Nick was acutely conscious that his keenest aspiration at the moment was to knock the creature down and jump on him.

“We must find you a wife, eh, Claire? Eh, Miss Peterson?” continued Sir Adrian, rubbing the palm of one bony hand slowly up and down over the back of the other. “I’m sure, Claire, you would like to see so—intimate—a friend as Mr. Brennan happily married, wouldn’t you?”

“I should like to see him happy,” answered Claire with tight lips.

“Just so—just so,” agreed her husband in a queer cackling tone as though inwardly amused. “Well, get him a wife, my dear. You are such friends that you should know precisely the type of woman which appeals to him.”

He nodded and turned to go, gliding away with an odd shuffling gait, and muttering to himself as he went: “Precisely the type—precisely.”

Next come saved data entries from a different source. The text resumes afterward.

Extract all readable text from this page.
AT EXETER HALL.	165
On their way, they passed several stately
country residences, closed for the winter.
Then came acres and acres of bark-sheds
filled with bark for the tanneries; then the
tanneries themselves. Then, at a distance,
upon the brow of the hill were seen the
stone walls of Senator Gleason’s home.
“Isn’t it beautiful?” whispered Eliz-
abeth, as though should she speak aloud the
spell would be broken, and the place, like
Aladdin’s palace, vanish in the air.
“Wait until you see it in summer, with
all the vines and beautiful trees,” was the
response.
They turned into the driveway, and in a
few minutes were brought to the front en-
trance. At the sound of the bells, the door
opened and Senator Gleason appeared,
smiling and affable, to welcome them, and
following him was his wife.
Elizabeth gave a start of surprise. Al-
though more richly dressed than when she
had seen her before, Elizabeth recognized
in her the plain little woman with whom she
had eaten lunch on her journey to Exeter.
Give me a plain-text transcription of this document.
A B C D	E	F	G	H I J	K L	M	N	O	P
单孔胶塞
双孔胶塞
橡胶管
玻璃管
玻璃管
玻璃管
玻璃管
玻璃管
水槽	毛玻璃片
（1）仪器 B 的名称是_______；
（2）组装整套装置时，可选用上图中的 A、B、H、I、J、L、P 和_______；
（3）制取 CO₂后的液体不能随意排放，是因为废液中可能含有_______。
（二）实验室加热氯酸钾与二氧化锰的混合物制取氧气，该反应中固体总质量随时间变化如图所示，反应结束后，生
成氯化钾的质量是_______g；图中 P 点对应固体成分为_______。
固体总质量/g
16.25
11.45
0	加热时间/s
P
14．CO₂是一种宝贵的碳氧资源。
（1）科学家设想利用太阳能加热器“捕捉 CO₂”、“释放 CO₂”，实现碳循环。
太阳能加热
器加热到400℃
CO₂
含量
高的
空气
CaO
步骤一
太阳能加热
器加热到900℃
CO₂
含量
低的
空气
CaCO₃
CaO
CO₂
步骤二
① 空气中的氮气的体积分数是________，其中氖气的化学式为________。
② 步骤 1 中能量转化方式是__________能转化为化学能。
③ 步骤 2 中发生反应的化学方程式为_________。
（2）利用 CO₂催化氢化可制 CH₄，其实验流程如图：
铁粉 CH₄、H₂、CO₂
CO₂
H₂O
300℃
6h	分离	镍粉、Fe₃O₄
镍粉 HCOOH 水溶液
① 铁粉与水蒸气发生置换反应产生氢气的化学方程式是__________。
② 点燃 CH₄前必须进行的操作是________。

As he disappeared from view down one of the branching paths of the shrubbery, an odious little laugh, half chuckle, half snigger, came to the ears of the three listeners.

Claire’s face set itself in lines that made her look years older than her age.

“You’d better go,” she whispered unevenly. “We shan’t be able to talk any more now that he knows you are here. He’ll be hovering round—somewhere.”

Jean nodded.

“Yes, we’d better be going. Come along, Nick. And let us know, Claire”—dropping her voice—“as soon as you have found out for certain what day he goes away. You can telephone down to us, can’t you?”

“Yes. I’ll ring up when he’s out of the house some time,” she answered “Or send a message. Anyway, I’ll manage to let you know somehow. Oh!”—stretching out her arms ecstatically—“imagine a day, of utter freedom! A whole day!”